MOvies: End of Watch


“End of Watch” is an Oscar-worthy movie with an Oscar-worthy performance by Jake Gyllenhall as Brian Taylor, a young LAPD officer. The story is – deliberately – commonplace, in that you’ve seen it all before. Two cops cruising the mean streets together; lots of buddy talk; a few arrests and chases here and there; and a final confrontation with really evil bad guys, who are, naturally running drugs.

David Ayer, who wrote and directed it, and who also gave us the Oscar winning “Training Day” with Denzell Washington, uses the familiarity of the cop story format as a base to build from and to weave his themes in and out of.

He brings a stunning naturalness to the directing and dialog, much of which feels so real, I can only assume there must have been a certain amount of ad libbing throughout. Ayer uses the conceit of a film within a film to add verisimilitude to the flow: we see incidents from a variety of amateur recorded angles – the in-camera viewpoint of the police cruiser the two principals (Gyllenhall and Michael Pena, who we saw in “Million Dollar Baby” and the under-estimated “Lincoln Lawyer”) ride all night in, a hand-held camera Brian (Gyllenhall) uses for some college project he’s working on, spy cameras probing deep into the Sinaloa Drug cartel, even the dealers themselves are forever filming themselves, creating their own urban legends.

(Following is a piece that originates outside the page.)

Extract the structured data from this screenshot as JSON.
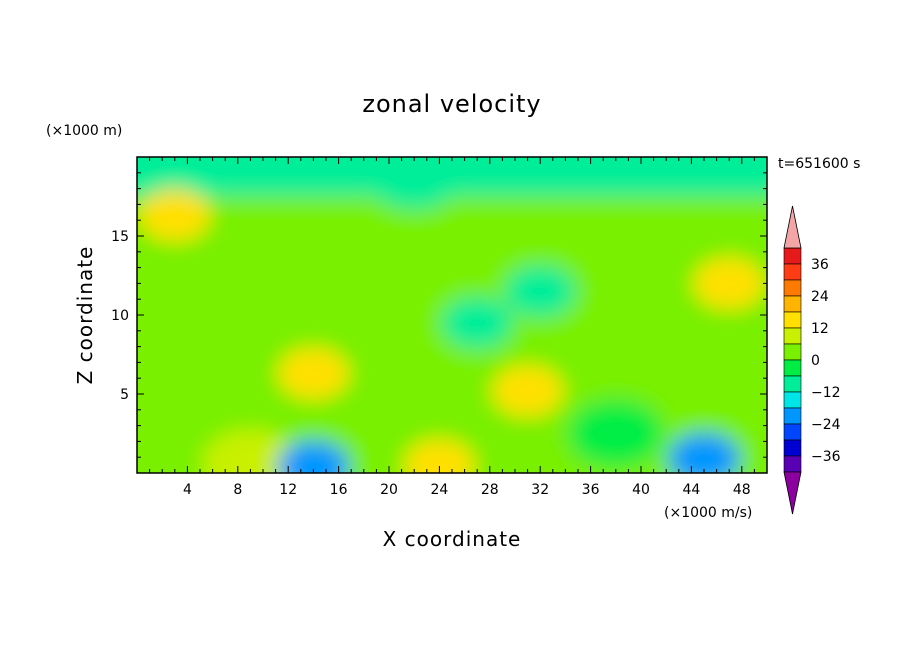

This often gives the movie a feel of a home movie and it certainly drags the viewer deeper into a world of what Gyllenhall’s character refers to as all the food groups, “drugs, guns and money” than we’ve ever been. It’s as though Ayer is saying to us, you think you know, through glamorized Hollywood, the real world of what these cops do and the nastiness they’re exposed to everyday? Well, let me show you, babe!

And show us he does.

It’s a world of casual violence, drugged out mothers with their kids duck taped in cupboards, corpses, gun-fights… And yet, despite “the horror, the horror” we see through the eyes of our hero cops (and yes, they are our ‘hero’ cops), much of the stunningly scripted dialog is laugh out loud funny as these two, like an old couple, laugh, love, bicker and heckle each other.

The story is essentially about the idea of family: about how people bond and the responsibilities of loyalty and love. Pena is a proud – Mexican – dad and a faithful husband to the woman he met at school. Gyllenhall – to all extent Pena’s brother – is in search of a woman he can actually have a conversation with after the sex is over. The woman he meets, is the engaging Anna Kendrick (who was the young ingénue of “Up in the Air”).

As their relationship deepens, and as we see the two heroes both as cops and as real people (at the beginning Gyllenhall – presciently – tells us “we’re real people, we love, we bleed…”), their out of work world of warmth, love, caring and birthdays enfolds us even as the symbolic end of watch approaches with dread and deadly precision precision.